Specifically, a number of customers of Saudi’s Arab Light and Arab Extra Light grades – the grades most affected by the recent attacks – have been offered Saudi’s Arab Medium or Arab Heavy as substitute grades OilPrice.com understands from oil trading sources. This even applies to Saudi’s number one target country, China. A number of refineries have been told by Aramco that their rolling orders for Arab Extra Light crude cannot be supplied for the time being but can be switched for either Arab Medium or Arab Heavy, depending on the set-up of the refinery. Others, looking for their usual monthly supply of Arab Light have been told that this will be switched to Arab Heavy as a substitute for September loading at least.
The other measure that Saudi is taking – which it has vehemently denied but OilPrice.com can confirm from various oil trading sources and from sources in the Iraq Oil Ministry – is looking to buy Iraq oil grades, which are close to the key export grades that Saudi ships to various destinations, including Asia. “Aramco Trading Company has been aggressively checking prices and lot sizes for Iraqi crude with various [oil] trading houses since the attacks and are looking are shorter-term potentially rolling contracts,” one trading source told OilPrice.com last week.
“A number of the Iraqi grades are close in specifications to their Saudi counterparts, and part of this activity by Saudi to fill customer supply quotas for these grades is to make sure that the demand we are still seeing for such Iranian grades from Asia, but mainly China, is not boosted to make up for the shortfall from Saudi.,” a senior source who works closely with Iraq’s Oil Ministry told OilPrice.com.

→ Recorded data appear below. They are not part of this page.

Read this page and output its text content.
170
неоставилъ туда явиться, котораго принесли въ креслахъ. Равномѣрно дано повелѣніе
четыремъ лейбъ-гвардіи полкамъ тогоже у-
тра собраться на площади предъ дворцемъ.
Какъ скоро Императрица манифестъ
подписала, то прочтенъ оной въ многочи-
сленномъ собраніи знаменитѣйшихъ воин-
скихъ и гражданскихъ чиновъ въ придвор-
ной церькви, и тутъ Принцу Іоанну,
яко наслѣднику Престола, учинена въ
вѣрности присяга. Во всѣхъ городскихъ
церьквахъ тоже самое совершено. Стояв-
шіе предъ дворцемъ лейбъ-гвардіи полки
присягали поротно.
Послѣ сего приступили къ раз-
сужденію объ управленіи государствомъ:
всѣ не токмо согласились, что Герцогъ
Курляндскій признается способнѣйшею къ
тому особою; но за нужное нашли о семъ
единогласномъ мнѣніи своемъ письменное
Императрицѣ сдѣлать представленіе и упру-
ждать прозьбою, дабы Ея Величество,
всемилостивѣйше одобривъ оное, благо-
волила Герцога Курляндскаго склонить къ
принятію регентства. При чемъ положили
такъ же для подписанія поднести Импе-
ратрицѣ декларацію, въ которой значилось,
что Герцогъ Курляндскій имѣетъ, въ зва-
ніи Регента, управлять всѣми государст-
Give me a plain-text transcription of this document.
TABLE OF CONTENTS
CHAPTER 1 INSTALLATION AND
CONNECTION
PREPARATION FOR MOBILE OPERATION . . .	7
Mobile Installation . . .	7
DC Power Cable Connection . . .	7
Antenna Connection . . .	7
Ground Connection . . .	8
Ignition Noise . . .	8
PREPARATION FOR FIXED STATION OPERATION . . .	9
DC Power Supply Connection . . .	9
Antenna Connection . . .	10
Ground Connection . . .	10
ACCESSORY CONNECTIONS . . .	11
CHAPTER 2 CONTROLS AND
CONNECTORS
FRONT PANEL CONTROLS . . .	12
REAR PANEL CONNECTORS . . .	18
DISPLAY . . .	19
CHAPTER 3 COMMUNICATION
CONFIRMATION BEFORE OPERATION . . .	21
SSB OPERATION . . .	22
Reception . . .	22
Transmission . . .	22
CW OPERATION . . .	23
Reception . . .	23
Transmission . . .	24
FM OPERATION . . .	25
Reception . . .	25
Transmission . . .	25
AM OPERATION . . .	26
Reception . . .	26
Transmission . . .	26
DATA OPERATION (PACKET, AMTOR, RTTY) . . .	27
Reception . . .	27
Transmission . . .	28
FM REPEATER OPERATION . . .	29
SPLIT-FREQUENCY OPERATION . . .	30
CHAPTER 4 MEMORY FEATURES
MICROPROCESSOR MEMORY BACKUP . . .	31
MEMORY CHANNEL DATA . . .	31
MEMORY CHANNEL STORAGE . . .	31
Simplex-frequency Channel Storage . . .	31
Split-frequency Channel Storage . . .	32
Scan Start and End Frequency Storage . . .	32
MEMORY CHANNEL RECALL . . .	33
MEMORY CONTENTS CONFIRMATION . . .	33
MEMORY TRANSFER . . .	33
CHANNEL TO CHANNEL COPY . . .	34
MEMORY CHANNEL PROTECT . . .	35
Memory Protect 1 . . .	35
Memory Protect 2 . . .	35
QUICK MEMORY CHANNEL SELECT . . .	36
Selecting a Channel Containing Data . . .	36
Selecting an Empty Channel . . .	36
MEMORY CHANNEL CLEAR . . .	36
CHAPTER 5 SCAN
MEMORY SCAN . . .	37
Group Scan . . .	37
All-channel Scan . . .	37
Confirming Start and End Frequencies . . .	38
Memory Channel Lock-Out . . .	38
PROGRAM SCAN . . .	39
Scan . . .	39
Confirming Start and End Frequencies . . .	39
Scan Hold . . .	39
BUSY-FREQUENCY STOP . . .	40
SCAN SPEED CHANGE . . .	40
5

The supreme irony, of course – as OilPrice.com has repeatedly underlined, and as many in the oil markets now know, although apparently not the Saudis – is that a cornerstone strategy used by Iran to circumvent current U.S. sanctions against it (as was also the case in the previous period of sanctions) is to rebrand its oil into Iraqi oil, which is extremely easily done, both at the massive and porous border between the two or via various pipeline and shipping routes.
It may well be, then, that Saudi Arabia ends up boosting the bank accounts of the very people that it thinks was behind the attacks on its own oil infrastructure, the Islamic Revolutionary Guards Corps – a staunch and active supporter of Yemen’s Houthis – through its various oil-industry associated businesses by buying Iranian oil, albeit with the stickers changed on the barrels.